- Horse, 1997
- Born: Beverly Sue Johnson September 24, 1931 Lawton, Oklahoma
- Died: February 10, 2010 (aged 78) Lawton, Oklahoma
- Other names: Beverly J. Horse, Beverly Johnson Horse
- Occupations: Teacher, activist, social worker

= Beverly Horse =

Native American educator and activist (1931–2010)

Beverly Johnson Horse (born Beverly Sue Johnson; September 24, 1931 – February 10, 2010) was an educator activist for Native American and women's rights. She was an enrolled citizen of the Kiowa Indian Tribe of Oklahoma and was a government administrator for women's programs. The Oklahoma Human Rights Commission recognized her efforts to expand human rights and the Oklahoma Women's Hall of Fame inducted her in 1997.

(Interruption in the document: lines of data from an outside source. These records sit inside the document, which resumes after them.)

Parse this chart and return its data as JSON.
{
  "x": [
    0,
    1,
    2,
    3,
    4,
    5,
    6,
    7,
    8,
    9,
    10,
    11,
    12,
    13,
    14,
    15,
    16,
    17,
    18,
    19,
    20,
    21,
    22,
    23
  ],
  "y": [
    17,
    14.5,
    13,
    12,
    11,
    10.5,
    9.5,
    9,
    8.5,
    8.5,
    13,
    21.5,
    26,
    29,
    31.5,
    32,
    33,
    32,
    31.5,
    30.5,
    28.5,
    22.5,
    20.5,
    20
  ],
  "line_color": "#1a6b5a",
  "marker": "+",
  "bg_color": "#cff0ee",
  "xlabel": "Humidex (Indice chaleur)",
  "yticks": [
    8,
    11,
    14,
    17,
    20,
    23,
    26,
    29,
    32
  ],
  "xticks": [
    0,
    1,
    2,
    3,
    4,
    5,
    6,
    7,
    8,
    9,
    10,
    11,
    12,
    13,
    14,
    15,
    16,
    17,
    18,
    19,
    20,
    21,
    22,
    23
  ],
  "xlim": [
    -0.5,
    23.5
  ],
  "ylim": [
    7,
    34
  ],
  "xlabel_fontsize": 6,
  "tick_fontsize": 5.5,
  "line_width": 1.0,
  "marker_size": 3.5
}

==Early life and education==
Beverly Sue Johnson was born on September 24, 1931, at the Lawton Indian Hospital in Lawton, Oklahoma to Alice Maye (née Rowell) and Elihu B. Johnson. Her mother along with the children were enrolled in the Kiowa Indian Tribe of Oklahoma. Johnson attended grade schools in Lawton and Meers, before enrolling at Cache High School. During her schooling she worked on the high school paper and participated in speech competitions, winning awards for both. She graduated along with classmate Chester Horse in 1949. Johnson and Chester married and had three daughters, Sonya Mae, Melanie, and Melissa Horse, before divorcing.

==Career==
Horse worked for the Lawton School district before resigning in 1973. She then worked for 23 years as the coordinator for the Displaced Homemakers Program at the Great Plains Technology Center in Lawton. The program was designed to assist women who were entering the workforce either for the first time or returning to it after a change in marital status or loss of a primary income source. She counseled women to assist them with technical training or obtaining a General Educational Development, a high school equivalency certification. Horse testified in 1985 before the governor's Advisory Committee on the Status of Women, which was designed to study how to assist women who were trying to find a job but had no recent work experience. A report issued from the study showed single divorcées or widows above the age of 40 and women who were heads of households were vulnerable and needed employment training, transportation, and support services to overcome discrimination against hiring older women or women with children. In addition to her work with the Displaced Homemakers Program, Horse worked with New Direction Home for Abused Children and offered job placement and training services for Native American clients through volunteer organizations.

In addition to her work with women and children, Horse was involved in tribal affairs. She was a participant in several tribal forums to discuss the use of their assets by state authorities, against their rights to tribal sovereignty. Meeting with the Metro Indian Alliance and the Oklahoma Human Rights Commission at the 1990 Urban Indian Forum, she urged that the government should do more to promote Native people in ways that did not focus only on dance, arts, and craftwork. The conference recommended that Indigenous people be appointed to government posts and be involved in economic and educational development planning. They also urged the creation of block grants to assist Natives who lived in urban environments without access to tribal services in acquiring health services, housing, and other social benefits. In 2007, she was elected to serve a two-year term as one of the Kiowa Nation housing authority officials.

In 1996, Horse was recognized for her human rights activism by the Oklahoma Human Rights Commission. The following year she was inducted into the Oklahoma Women's Hall of Fame.

==Death and legacy==
Horse died on February 10, 2010, at Lawton, and was buried the following day at the Mount Scott Kiowa-Comanche-Apache Cemetery in Meers, Oklahoma.